In a June article in National Review, he wrote that a supreme court decision that blocked Trump’s attempt to repeal Barack Obama’s deferred action program for childhood arrivals, known as Dhaka and established by executive order, meant that Trump could do the same to achieve his goal. policy objectives
Dhaka suspended deportations of undocumented immigrants who came to the United States as children. As an example of what Trump could accomplish in the same way, Yoo suggested that the president could declare a national right to carry firearms openly, in conflict with many state laws.
“I could declare that I would not enforce federal firearm laws,” Yoo wrote, “and that a new ‘Trump permit’ would release any holder of state and local gun control restrictions.
“Even if Trump knew that his plan lacked legal authority, he could get away with it during the presidency,” he said.

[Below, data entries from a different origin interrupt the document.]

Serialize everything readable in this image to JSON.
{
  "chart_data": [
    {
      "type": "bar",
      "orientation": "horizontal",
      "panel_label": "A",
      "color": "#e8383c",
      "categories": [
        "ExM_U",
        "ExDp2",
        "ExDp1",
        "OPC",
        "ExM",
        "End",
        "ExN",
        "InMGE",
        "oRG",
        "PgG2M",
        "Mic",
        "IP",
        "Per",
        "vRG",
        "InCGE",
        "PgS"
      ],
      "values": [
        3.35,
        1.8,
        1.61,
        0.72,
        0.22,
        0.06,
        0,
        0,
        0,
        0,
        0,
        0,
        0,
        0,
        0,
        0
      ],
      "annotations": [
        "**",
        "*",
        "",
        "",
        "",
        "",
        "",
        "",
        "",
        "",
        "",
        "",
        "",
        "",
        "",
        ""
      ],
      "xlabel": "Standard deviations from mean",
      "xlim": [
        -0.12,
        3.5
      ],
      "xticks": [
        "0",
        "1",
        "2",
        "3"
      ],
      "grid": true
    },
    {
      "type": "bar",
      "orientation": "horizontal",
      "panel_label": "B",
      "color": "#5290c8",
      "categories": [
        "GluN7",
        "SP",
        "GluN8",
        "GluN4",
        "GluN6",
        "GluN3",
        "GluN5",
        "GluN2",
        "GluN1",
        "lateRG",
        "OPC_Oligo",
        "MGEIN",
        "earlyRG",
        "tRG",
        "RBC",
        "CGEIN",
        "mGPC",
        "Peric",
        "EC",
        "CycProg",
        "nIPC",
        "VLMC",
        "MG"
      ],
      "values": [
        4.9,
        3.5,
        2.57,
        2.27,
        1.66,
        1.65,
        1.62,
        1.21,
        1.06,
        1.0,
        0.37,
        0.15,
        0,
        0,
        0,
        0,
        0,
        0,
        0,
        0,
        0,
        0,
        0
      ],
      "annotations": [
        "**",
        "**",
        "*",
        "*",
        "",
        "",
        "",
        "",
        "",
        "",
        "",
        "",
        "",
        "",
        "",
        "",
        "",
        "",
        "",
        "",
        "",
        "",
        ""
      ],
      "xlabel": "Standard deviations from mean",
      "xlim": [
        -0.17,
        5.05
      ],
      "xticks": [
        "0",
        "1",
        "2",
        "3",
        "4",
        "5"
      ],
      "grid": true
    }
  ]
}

In a phone interview, he added: “According to the Supreme Court, the President can now choose to enforce the law in certain areas and his successor cannot undo it unless that successor goes through this onerous thing called Administration Procedure Law, which generally takes one to two years. “
Constitutional scholars have rejected Yoo’s arguments because they ignore the limits of the president’s executive powers imposed by the founders, who were determined to prevent the rise of a tyrant.
The tribe called Yoo’s interpretation of Dhaka’s decision “indefensible.”
He added: “I am afraid this lawless administration will take full advantage of the fact that the judicial wheels are moving slowly and that it will be difficult to keep up with the many ways that Trump, assisted and prompted by Bill Barr as attorney general and Chad Wolf As the Acting Head of Homeland Security can usurp the powers of Congress and reduce fundamental rights in the immigration space in particular, but also in matters of public health and security. “
On the deployment of federal paramilitary units against Portland, Yoo said he did not know enough about the facts to consider whether it was an abuse of the executive branch.
“It has to be really reasonably related to the protection of federal buildings,” he said. “If it’s just about graffiti, that’s not enough. It really depends on what the facts are. “
Alka Pradhan, a defense attorney in the September 11 terrorism cases against prisoners in the Guantanamo Bay prison camp, said: “John Yoo’s alleged reasoning has always been based on ‘What can the President?’ instead of ‘What is the purpose and letter of the law?’
“That is not legal reasoning, it is inherently tyrannical and undemocratic.”
Pradhan and other defense attorneys at the pre-trial hearings at the Guantanamo Bay military court have argued that the use of torture against his clients, made possible by Yoo’s 2002 note, invalidated much of the case against him. .
“The fact that John Yoo is employed and free to comment on legal matters is an example of the culture of impunity in the United States,” he said.